“Yes,” she said; “I love it very well. Perhaps I am prejudiced, and I’ve only had a glimpse at other countries, but I feel that this is the most beautiful land in the world.”

He stopped and glanced round. From where they stood he could look out upon leagues of lonely brown moors running back into the distance under a cloudless sky. Beyond them the Scottish hills were softly penciled in delicate gray. There was a sense of space and vastness in the picture, but it was not that which spoke most plainly to him. Down on the far-spread low ground lay such white homesteads, built to stand for generations, as he had never seen in Canada; parks sprinkled with noble trees, amid which the gray walls of some ancient home peeped out; plantations made with loving care, field on field, fenced in with well-trimmed trimmed hedges.

It was all eloquent of order, security and long-established ease; a strong contrast to the rugged wilderness where, in the bush and on treeless prairie, men never relaxed their battle with nature. In many ways, his was a stern country; a land of unremitting toil from which one desisted only long enough to eat and sleep, and he was one of the workers. Mrs. Gladwyne had been right—it was no place for this delicately nurtured girl with her sensitiveness and artistic faculties.

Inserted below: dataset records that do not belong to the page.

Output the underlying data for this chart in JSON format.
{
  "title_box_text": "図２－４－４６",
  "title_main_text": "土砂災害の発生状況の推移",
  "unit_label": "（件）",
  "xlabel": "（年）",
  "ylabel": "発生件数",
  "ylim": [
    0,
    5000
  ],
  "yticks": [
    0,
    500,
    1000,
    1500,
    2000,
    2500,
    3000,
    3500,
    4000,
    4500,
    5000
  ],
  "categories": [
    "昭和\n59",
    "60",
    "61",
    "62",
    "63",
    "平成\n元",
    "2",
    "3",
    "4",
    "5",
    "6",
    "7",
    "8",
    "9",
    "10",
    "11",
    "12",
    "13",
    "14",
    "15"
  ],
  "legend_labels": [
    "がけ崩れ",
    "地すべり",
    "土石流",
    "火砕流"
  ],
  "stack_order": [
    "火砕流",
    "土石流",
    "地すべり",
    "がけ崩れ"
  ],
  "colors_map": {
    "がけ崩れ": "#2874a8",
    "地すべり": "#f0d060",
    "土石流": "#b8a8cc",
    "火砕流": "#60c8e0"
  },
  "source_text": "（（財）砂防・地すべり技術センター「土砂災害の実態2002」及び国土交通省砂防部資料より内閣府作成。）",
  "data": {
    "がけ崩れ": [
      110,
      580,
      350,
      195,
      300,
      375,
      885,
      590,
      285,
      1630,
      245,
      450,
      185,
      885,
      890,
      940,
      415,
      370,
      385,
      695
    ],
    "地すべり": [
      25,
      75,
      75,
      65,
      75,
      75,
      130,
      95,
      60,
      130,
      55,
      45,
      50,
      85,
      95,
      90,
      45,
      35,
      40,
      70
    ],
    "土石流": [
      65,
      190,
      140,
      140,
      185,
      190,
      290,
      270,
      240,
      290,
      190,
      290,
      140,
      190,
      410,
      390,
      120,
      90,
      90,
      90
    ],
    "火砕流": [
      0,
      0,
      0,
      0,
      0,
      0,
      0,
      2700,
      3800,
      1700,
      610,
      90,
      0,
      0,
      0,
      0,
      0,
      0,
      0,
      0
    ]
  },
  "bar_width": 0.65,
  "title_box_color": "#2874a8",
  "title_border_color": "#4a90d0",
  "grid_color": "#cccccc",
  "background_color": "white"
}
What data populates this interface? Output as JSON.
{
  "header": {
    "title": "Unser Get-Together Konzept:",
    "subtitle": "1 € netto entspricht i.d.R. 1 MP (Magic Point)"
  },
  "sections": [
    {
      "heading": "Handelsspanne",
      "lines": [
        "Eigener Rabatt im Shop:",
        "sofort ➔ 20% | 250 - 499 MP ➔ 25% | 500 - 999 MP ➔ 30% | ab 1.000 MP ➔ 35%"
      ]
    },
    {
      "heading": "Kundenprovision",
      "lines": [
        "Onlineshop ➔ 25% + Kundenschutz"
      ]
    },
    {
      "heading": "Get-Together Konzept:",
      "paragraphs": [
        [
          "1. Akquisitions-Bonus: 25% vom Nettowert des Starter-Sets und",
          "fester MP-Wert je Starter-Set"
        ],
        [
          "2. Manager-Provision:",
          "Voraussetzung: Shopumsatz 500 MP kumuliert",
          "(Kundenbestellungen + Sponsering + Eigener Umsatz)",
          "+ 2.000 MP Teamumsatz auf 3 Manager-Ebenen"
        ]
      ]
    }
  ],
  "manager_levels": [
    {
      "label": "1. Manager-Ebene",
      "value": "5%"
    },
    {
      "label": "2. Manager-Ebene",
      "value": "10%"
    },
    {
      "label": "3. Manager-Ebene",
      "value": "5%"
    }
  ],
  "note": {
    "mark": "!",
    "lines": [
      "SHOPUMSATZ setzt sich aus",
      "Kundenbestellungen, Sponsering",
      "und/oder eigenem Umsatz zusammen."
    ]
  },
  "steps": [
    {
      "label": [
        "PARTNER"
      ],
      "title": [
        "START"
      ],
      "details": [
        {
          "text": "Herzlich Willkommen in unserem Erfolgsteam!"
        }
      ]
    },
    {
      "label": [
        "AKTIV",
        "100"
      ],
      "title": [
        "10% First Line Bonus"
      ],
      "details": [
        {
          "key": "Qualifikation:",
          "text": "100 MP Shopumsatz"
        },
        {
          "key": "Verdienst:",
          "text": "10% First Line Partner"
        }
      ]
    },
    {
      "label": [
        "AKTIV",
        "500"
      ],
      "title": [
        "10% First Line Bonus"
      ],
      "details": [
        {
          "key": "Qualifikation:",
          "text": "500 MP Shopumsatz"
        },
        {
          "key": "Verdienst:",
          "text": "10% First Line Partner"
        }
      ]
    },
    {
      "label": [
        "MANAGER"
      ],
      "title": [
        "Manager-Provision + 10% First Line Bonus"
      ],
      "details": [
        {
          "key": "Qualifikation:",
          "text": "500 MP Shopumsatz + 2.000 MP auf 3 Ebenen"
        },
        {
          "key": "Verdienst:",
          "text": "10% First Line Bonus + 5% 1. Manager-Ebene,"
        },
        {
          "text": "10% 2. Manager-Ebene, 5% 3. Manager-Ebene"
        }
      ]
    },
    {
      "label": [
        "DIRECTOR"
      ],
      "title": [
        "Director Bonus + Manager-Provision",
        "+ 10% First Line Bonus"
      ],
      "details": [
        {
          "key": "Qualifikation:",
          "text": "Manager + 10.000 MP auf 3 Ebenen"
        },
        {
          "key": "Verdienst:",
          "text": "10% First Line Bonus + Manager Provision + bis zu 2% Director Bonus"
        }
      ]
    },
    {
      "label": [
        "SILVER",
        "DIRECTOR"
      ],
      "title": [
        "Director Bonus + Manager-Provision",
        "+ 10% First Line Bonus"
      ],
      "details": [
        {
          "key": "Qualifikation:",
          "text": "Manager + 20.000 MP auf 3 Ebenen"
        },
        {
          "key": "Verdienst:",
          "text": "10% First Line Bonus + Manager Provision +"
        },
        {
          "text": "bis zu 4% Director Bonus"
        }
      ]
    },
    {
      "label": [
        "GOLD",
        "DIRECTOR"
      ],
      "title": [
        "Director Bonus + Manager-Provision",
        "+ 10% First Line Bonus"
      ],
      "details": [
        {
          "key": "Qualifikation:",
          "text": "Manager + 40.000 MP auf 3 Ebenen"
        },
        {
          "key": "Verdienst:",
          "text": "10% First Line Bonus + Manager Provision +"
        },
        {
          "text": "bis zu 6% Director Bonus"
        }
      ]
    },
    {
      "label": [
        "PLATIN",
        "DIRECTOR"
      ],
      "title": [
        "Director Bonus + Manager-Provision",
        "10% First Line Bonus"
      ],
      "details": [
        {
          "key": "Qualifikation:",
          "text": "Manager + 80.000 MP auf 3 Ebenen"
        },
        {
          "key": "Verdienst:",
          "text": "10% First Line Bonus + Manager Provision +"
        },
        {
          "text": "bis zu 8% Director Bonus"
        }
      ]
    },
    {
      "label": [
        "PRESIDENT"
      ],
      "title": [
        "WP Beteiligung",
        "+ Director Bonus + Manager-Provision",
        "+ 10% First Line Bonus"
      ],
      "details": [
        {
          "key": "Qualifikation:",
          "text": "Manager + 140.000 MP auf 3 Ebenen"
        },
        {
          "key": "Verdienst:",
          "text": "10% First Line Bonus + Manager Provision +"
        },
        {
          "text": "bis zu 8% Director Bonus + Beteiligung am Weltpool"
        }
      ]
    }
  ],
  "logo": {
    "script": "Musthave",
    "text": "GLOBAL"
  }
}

“For those who can live as you live, it would be hard to find the equal of this part of England,” he said. “But I’m not sure you can keep it very much longer as it is.”

“Why?” she asked.

It was a relief to talk of matters of minor interest, for he dare not let his thoughts dwell too much on the subject that was nearest them.

“Well,” he replied, “there’s the economic pressure, for one thing; the growth of your cities; the demand for food. I see land lying almost idle that could be made productive at a very moderate outlay. Our people often give nearly as much as it’s worth here for no better soil.”

“But how do they make it pay?”

He laughed.

“The secret is that they expect very little—enough to eat, a shack they build with their own hands to sleep in—and they’re willing to work sixteen hours out of the twenty-four.”